Os contratos entre os empresários em nenhum momento submeteram-se somente ao Código Civil
Fala-se, por outro lado, em unificação do direito das obrigações. O "Código Reale" teria tornado uniforme o regime jurídico dos contratos regidos anteriormente pelos direitos civil e comercial. Bem examinada a questão, no entanto, nota-se o desacerto do argumento. Os contratos entre os empresários, no direito brasileiro, em nenhum momento submeteram-se exclusivamente ao Código Civil, nem mesmo depois da propalada unificação.
Veja-se o exemplo da insolvência (ou, quando empresário, falência) do comprador. O Código Civil estabelece que o vendedor, nesse caso, tem o direito de exigir caução antes de cumprir sua obrigação de entregar a coisa vendida (CC, artigo 495). Esse dispositivo da lei civil não rege e nunca poderia reger uma compra e venda entre empresários, já que a lei de falências - tanto a de 1945 como a de 2005 - dá ao administrador judicial da massa falida do comprador os meios para exigir o cumprimento da avença por parte do vendedor independentemente de prestar a caução mencionada na lei civil.

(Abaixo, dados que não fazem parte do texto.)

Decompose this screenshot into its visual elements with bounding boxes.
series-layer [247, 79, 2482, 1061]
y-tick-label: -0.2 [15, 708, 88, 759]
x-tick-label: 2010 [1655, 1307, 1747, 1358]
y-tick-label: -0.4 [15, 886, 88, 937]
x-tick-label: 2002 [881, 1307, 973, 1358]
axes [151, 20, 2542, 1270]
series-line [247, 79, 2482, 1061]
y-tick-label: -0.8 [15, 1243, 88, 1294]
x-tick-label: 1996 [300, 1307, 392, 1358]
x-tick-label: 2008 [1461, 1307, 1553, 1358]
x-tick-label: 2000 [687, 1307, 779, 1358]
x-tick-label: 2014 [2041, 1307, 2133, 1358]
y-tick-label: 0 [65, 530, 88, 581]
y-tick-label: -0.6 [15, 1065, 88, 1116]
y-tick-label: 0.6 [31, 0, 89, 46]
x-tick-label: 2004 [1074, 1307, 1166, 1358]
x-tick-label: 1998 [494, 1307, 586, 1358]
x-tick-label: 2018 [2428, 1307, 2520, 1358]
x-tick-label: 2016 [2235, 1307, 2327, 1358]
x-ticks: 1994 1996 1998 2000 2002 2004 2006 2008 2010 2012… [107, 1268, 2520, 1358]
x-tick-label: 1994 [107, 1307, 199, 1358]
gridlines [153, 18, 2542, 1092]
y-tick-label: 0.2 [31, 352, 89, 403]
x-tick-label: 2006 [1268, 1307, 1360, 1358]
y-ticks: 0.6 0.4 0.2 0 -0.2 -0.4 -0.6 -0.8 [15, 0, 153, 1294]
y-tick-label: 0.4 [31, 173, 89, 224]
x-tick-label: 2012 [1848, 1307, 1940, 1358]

Além das regras específicas que a legislação de direito comercial estabelece para as obrigações por ela regidas, não se pode esquecer os princípios aplicáveis aos contratos entre empresários. No direito comercial, o princípio do pleno respeito à autonomia da vontade e do informalismo contratual conferem à disciplina jurídica dos contratos entre empresários nuances que não se estendem à generalidade das obrigações civis. Falar-se, assim, em unificação do direito das obrigações quando ainda sobrevivem, de um lado, regras específicas para os contratos entre empresários e, de outro, princípios próprios para os negócios jurídicos sujeitos ao direito comercial é inapropriado.
Por fim, a formação de quadros adequados para atuar, de um lado, nos diversos campos do direito civil (família, sucessões, posse e propriedade, contratos não empresariais, responsabilidade civil etc) e, de outro, nos do direito comercial (societário, mercado de capitais, propriedade intelectual, concorrência, títulos de crédito, falência e recuperação de empresas etc) pressupõe cada vez mais a independência das disciplinas. Não se pode, de forma realista, imaginar que o mesmo professor se desincumbiria, de forma satisfatória, da responsabilidade de ensinar locação residencial e securitização; ou adoção de menor e cisão de sociedades anônimas.
Mais antigo ramo das disciplinas jurídicas a florescer no Brasil, o direito comercial continua, em seu aniversário de segundo centenário, a fascinante trajetória iniciada com a abertura dos portos às nações amigas. Trajetória marcada pelos princípios próprios que cultiva e pela peculiar dinâmica do raciocínio dos profissionais que o abraçam.
Fábio Ulhoa Coelho é jurista e Professor Titular de Direito Comercial da PUC-SP.